Renforcer la BCE

La crise qui frappe la zone euro depuis plusieurs mois montre sans aucun doute la nécessité d’une coordination économique plus étroite entre les pays membres.

La crise qui frappe la zone euro depuis plusieurs mois montre sans aucun doute la nécessité d’une coordination économique plus étroite entre les pays membres. Certains économistes et dirigeants politiques pensent qu’il faut aussi davantage de solidarité entre les pays disposant de marges de manoeuvre budgétaires et ceux qui sont condamnés à une cure d’austérité.

Mais cette crise montre surtout que les institutions européennes ne sont pas à la hauteur. La Commission européenne dispose d’un institut de statistiques (Eurostat) qui a avalisé pendant des années les données macro-économiques fournies par la Grèce sans prendre la peine de les vérifier. On sait aujourd’hui que l’ancien gouvernement grec a maquillé les comptes dans des proportions extrêmes.

La Commission européenne cherche à reprendre la main et a proposé que les projets de budgets nationaux lui soient désormais soumis préalablement à leur adoption par les parlements nationaux. On ne voit pas comment les Etats pourraient accepter un tel transfert de souveraineté. Surtout quand on voit le fonctionnement de l’exécutif européen depuis l’arrivée à sa tête de José Manuel Barroso.

Ce dernier a été totalement absent lors de la crise financière qui a été éclaté à l’automne 2008. Après les turbulences déclenchées par la crise grecque, il lui a fallu plusieurs semaines pour prendre position. Des spécialistes des questions européennes soulignent que les grands pays européens ont choisi un homme aussi effacé que Barroso pour présider la Commission européenne parce qu’ils ne voulaient pas d’une institution forte capable de prendre des initiatives et de leur imposer une stratégie. Si tel était effectivement l’objectif, on peut dire que c’est réussi au-delà de tout espoir.
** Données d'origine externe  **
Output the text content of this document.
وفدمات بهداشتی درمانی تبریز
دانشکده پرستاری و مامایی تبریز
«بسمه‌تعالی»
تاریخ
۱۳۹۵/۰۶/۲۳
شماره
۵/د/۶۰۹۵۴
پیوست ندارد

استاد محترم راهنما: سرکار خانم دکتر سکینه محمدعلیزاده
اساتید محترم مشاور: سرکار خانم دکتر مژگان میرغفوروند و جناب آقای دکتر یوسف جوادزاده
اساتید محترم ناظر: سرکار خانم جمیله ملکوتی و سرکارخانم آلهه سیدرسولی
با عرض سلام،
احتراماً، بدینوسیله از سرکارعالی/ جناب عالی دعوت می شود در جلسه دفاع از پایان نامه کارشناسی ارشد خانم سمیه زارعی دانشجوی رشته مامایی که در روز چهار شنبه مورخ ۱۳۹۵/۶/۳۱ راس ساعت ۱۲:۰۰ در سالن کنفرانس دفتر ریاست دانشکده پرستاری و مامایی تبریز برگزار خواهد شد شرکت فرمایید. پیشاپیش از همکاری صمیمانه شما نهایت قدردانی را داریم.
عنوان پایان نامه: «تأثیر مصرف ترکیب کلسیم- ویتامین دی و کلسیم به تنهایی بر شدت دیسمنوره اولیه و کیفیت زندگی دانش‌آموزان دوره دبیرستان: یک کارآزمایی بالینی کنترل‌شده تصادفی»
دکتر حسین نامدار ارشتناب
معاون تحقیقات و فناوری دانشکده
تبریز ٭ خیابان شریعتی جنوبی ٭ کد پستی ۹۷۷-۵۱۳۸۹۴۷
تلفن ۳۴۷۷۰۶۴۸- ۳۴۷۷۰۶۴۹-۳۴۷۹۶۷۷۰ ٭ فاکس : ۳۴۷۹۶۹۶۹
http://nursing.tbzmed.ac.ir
On ne peut donc pas compter sur la Commission européenne. Mais il faut bien piloter l’Union européenne et, dans un premier temps, la zone euro. Comment faire ? Dans la débâcle actuelle, la seule institution qui conserve un peu de crédibilité est la Banque centrale européenne (BCE).

Elle n’a pas particulièrement brillé ces dernières années, laissant l’inflation dépasser 4% en 2007 alors qu’elle doit la limiter à moins de 2% en principe. Ces derniers jours, elle a été contrainte d’acheter des obligations d’Etat. Autant dire qu’il y a des doutes sérieux sur la gestion de Jean-Claude Trichet, le président de la BCE.

Mais son mandat s’achève à l’automne 2011. La presse a rapporté qu’en échange de son soutien au plan de sauvetage des pays en difficultés la chancelière allemande Angela Merkel a obtenu que le futur chef de la BCE soit Axel Weber, l’actuel président de la banque centrale allemande (Bundesbank).

Axel Weber est un orthodoxe : il exige le strict respect des règles budgétaires. Avec une telle personnalité à sa tête, la BCE peut reconquérir rapidement sa crédibilité sur les marchés financiers. Les dirigeants politiques pourraient profiter de ce changement pour modifier les statuts de la banque centrale – en faisant en sorte qu’elle soit chargée aussi de la croissance et pas seulement de la stabilité des prix – et pour renforcer ses pouvoirs, notamment en matière de surveillance des politiques budgétaires. C’est la BCE et non la Commission européenne qui devrait avoir un droit de regard sur les projets de budgets des Etats membres de la zone euro. Elle pourrait aussi apporter son soutien financier aux pays en difficultés. Mais elle aurait alors la possibilité de sanctionner les pays ne respectant pas les règles.

Cela reviendra évidemment à réduire les pouvoirs des dirigeants politiques mais la zone euro a besoin aujourd’hui de s’appuyer sur une institution disposant encore d’un peu de crédibilité.